Die drei Gedächtnisphasen setzen sich also aus einer Sequenz von Einzelprozessen zusammen, die sich jedoch immer gegenseitig bedingen (62).

Da die Speicherung von Informationen ins Kurzzeitgedächtnis nur Sekunden bis Minuten beträgt, kann der Speicherprozess nicht auf permanenten Änderungen im Nervensystem, z.B. in Form neuer Synapsenbildungen beruhen.


Wenn es also zu keiner Erhöhung der Anzahl an Verbindungen kommt, muss eine Erklärung in der Ausschüttung und Wirkung der beteiligten Neurotransmitter zu finden sein.
 Laut dem Fonds "Jahr des Gehirns 1999" kann es sich um folgende Änderungen handeln (16):

  • Veränderte Anzahl der freigegebenen Vesikel bei der Bildung des Aktionspotentials
  • Veränderte Menge der in den Vesikeln enthaltenen Neurotransmitter
  • Veränderte Anzahl der produzierten und verfügbaren Vesikel
  • Veränderte Wiederaufnahme- oder Abbauprozesse der Neurotransmitter
  • Veränderte Anzahl oder Sensibilität der Rezeptoren.

Im Gegensatz dazu beruht die Speicherung von Informationen ins Langzeitgedächtnis auf permanenten Strukturänderungen im Nervensystem.

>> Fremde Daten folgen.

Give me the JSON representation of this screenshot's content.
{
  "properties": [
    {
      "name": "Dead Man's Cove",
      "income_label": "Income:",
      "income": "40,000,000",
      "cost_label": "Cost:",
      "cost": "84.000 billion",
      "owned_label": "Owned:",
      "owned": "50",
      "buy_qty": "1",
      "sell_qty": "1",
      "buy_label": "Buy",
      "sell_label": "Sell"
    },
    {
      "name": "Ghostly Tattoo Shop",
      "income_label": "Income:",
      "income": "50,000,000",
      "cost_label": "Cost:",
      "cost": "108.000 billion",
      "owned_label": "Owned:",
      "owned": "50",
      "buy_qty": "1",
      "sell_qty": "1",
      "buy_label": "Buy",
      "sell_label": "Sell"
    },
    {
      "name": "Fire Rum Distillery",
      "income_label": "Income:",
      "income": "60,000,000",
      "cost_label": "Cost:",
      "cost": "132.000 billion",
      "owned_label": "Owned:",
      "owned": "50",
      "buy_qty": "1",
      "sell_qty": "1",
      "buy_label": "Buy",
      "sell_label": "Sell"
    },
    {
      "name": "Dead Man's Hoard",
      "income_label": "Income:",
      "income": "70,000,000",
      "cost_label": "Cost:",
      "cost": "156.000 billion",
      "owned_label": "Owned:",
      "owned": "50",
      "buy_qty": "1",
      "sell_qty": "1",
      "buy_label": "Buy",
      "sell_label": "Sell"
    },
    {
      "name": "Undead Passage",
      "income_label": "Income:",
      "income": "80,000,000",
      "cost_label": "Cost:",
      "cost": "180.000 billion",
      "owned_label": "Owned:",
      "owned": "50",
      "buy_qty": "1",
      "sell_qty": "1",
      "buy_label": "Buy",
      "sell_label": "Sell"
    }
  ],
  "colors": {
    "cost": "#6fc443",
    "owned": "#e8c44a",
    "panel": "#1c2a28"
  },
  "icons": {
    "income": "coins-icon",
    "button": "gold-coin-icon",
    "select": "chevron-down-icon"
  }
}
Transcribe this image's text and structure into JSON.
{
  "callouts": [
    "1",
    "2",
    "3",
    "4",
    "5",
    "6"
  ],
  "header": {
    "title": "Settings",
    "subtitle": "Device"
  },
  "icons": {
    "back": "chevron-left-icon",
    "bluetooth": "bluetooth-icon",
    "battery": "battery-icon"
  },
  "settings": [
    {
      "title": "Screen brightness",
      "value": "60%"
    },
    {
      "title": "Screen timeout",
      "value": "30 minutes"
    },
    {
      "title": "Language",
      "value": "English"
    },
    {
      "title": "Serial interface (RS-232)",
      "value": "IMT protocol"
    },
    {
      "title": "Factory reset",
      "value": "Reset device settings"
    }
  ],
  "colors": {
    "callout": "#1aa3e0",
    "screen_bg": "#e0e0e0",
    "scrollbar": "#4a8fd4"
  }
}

Förderung der Gehirnaktivität:

Bestimmte Neurohormone können die Gedächtnisleistung fördern, aber auch hemmen.
Dabei spielt die Amygdala , die an der Speicherung von Informationen in das Kurzzeitgedächtnis involviert ist, eine entscheidende Rolle: Geringe Substanzdosen erleichtern die Erinnerung, wenn sie direkt in die Amygdala eingebracht wurden. Bei einer Schädigung der Amygdala kommt es zu Störungen des Kurzzeitgedächtnisses (58).


Adrenalin gehört z.B. zu den Substanzen, die die Gedächtnisleistungen am besten fördern. Da Adrenalin zusammen mit Noradrenalin immer dann ausgeschüttet wird, wenn der Organismus unter Stress steht, werden vor allem solche Erfahrungen am besten behalten, die in einem Zustand der Aufmerksamkeit oder mäßiger Spannung gemacht werden.